DAD:   He could limp already. And so on till we finally, oh, the main experience was there in…

 DAUGHTER: Yeah, but didn’t somebody ask about me? If I was your baby?  Because I was dark?

DAD:   No.

 MOM:   Well, maybe in some-, we went onto one place, was the same thing happen, was coming such a big storm, we did park was outside only, nowhere, just somewhere. Then an old man came over there and he saw this baby and he was so surprised and I was washing the diapers and making supper for us, was before night. And he went away, he give me 5 marc or 10 marc, money, for this little child, and then, okay, “thank you”, and he was really a old man. He went home, then came more ladies there. He went home and say, over there is some so and so, and this people came there, they said, what! he give you the money? I said yes. He such a stingy man, he would not give even a straw hollum, you know how you say it, even nothing! They are refuge [i.e., refugee] too.
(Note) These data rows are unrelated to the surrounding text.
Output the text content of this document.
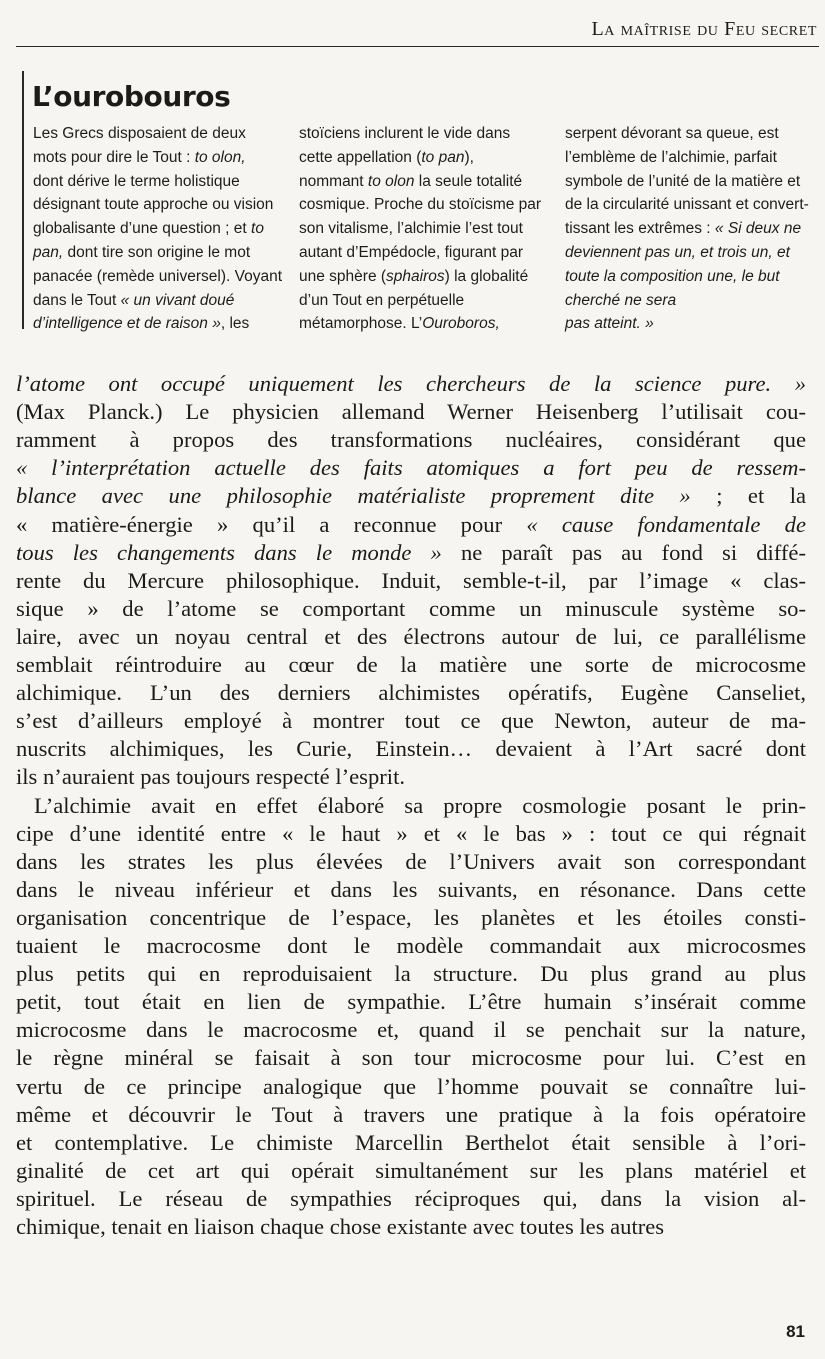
La maîtrise du Feu secret
L’ourobouros
Les Grecs disposaient de deux
mots pour dire le Tout : to olon,
dont dérive le terme holistique
désignant toute approche ou vision
globalisante d’une question ; et to
pan, dont tire son origine le mot
panacée (remède universel). Voyant
dans le Tout « un vivant doué
d’intelligence et de raison », les
stoïciens inclurent le vide dans
cette appellation (to pan),
nommant to olon la seule totalité
cosmique. Proche du stoïcisme par
son vitalisme, l’alchimie l’est tout
autant d’Empédocle, figurant par
une sphère (sphairos) la globalité
d’un Tout en perpétuelle
métamorphose. L’Ouroboros,
serpent dévorant sa queue, est
l’emblème de l’alchimie, parfait
symbole de l’unité de la matière et
de la circularité unissant et convert-
tissant les extrêmes : « Si deux ne
deviennent pas un, et trois un, et
toute la composition une, le but
cherché ne sera
pas atteint. »
l’atome ont occupé uniquement les chercheurs de la science pure. »
(Max Planck.) Le physicien allemand Werner Heisenberg l’utilisait cou-
ramment à propos des transformations nucléaires, considérant que
« l’interprétation actuelle des faits atomiques a fort peu de ressem-
blance avec une philosophie matérialiste proprement dite » ; et la
« matière-énergie » qu’il a reconnue pour « cause fondamentale de
tous les changements dans le monde » ne paraît pas au fond si diffé-
rente du Mercure philosophique. Induit, semble-t-il, par l’image « clas-
sique » de l’atome se comportant comme un minuscule système so-
laire, avec un noyau central et des électrons autour de lui, ce parallélisme
semblait réintroduire au cœur de la matière une sorte de microcosme
alchimique. L’un des derniers alchimistes opératifs, Eugène Canseliet,
s’est d’ailleurs employé à montrer tout ce que Newton, auteur de ma-
nuscrits alchimiques, les Curie, Einstein… devaient à l’Art sacré dont
ils n’auraient pas toujours respecté l’esprit.
L’alchimie avait en effet élaboré sa propre cosmologie posant le prin-
cipe d’une identité entre « le haut » et « le bas » : tout ce qui régnait
dans les strates les plus élevées de l’Univers avait son correspondant
dans le niveau inférieur et dans les suivants, en résonance. Dans cette
organisation concentrique de l’espace, les planètes et les étoiles consti-
tuaient le macrocosme dont le modèle commandait aux microcosmes
plus petits qui en reproduisaient la structure. Du plus grand au plus
petit, tout était en lien de sympathie. L’être humain s’insérait comme
microcosme dans le macrocosme et, quand il se penchait sur la nature,
le règne minéral se faisait à son tour microcosme pour lui. C’est en
vertu de ce principe analogique que l’homme pouvait se connaître lui-
même et découvrir le Tout à travers une pratique à la fois opératoire
et contemplative. Le chimiste Marcellin Berthelot était sensible à l’ori-
ginalité de cet art qui opérait simultanément sur les plans matériel et
spirituel. Le réseau de sympathies réciproques qui, dans la vision al-
chimique, tenait en liaison chaque chose existante avec toutes les autres
81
DAD:   But you should know that we had our diapers, were all clothes, cloth diapers you know, but many was rags, but not dirty.

 MOM:   No, I wash all the time.

DAD:   We had, our rags were clean, regardless how we were, which condition, our rags were clean. We didn’t have a bathtub, we didn’t have running water, we didn’t have many thing, but we were clean, we didn’t have soap, we didn’t have detergent, but that makes no difference.
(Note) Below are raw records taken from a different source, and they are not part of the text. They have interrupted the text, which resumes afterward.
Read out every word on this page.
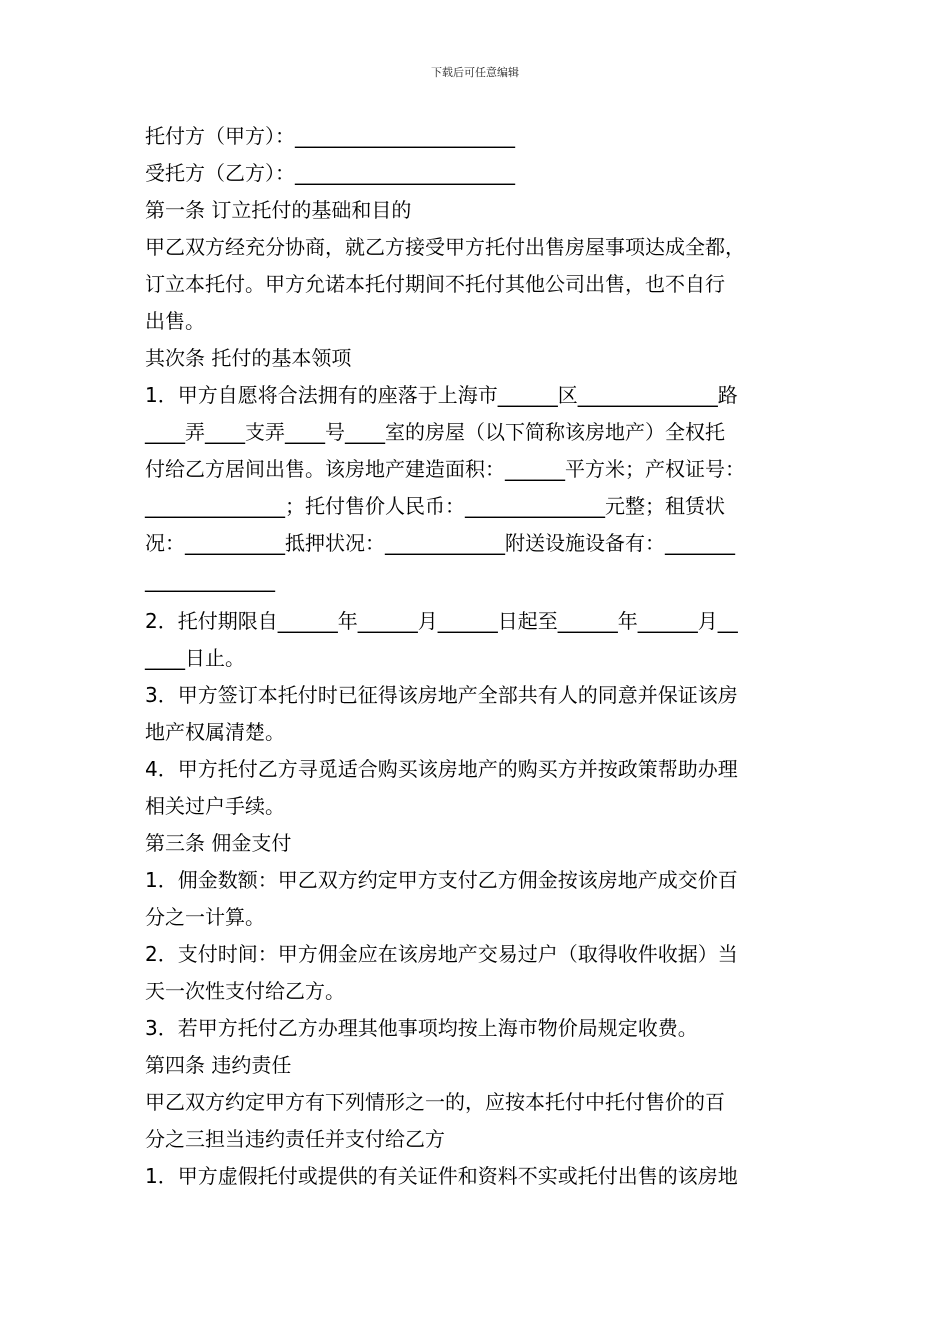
下载后可任意编辑
托付方（甲方）：______________________
受托方（乙方）：______________________
第一条 订立托付的基础和目的
甲乙双方经充分协商，就乙方接受甲方托付出售房屋事项达成全都，
订立本托付。甲方允诺本托付期间不托付其他公司出售，也不自行
出售。
其次条 托付的基本领项
1．甲方自愿将合法拥有的座落于上海市______区______________路
____弄____支弄____号____室的房屋（以下简称该房地产）全权托
付给乙方居间出售。该房地产建造面积：______平方米；产权证号：
______________；托付售价人民币：______________元整；租赁状
况：__________抵押状况：____________附送设施设备有：_______
_____________
2．托付期限自______年______月______日起至______年______月__
____日止。
3．甲方签订本托付时已征得该房地产全部共有人的同意并保证该房
地产权属清楚。
4．甲方托付乙方寻觅适合购买该房地产的购买方并按政策帮助办理
相关过户手续。
第三条 佣金支付
1．佣金数额：甲乙双方约定甲方支付乙方佣金按该房地产成交价百
分之一计算。
2．支付时间：甲方佣金应在该房地产交易过户（取得收件收据）当
天一次性支付给乙方。
3．若甲方托付乙方办理其他事项均按上海市物价局规定收费。
第四条 违约责任
甲乙双方约定甲方有下列情形之一的，应按本托付中托付售价的百
分之三担当违约责任并支付给乙方
1．甲方虚假托付或提供的有关证件和资料不实或托付出售的该房地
 DAUGHTER:   Okay now, Jake and I were born in Donnersdorf [Au], Austria?

 MOM:   Yeah. That was much later. We coming now there. Then we was traveling, traveling, then the —

           [interruption in interview due to changing audiotape]

 DAUGHTER:   You mean Reini had to go in the hospital periodically for more medicine too?

DAD:   Yeah.

 MOM:   Yeah. when they saw the dressings that the nurse give. They say you have to be in the hospital in big city.

[missing some interview: someone is speaking too softly to be audible]

DAD: —  then we know it not good to express it.

 DAUGHTER:   Curiosity.

DAD:   Curiosity, yeah.

 MOM:   They come from so far like a ….

DAD:   Yeah, and soon, we talk, Mom was talking now.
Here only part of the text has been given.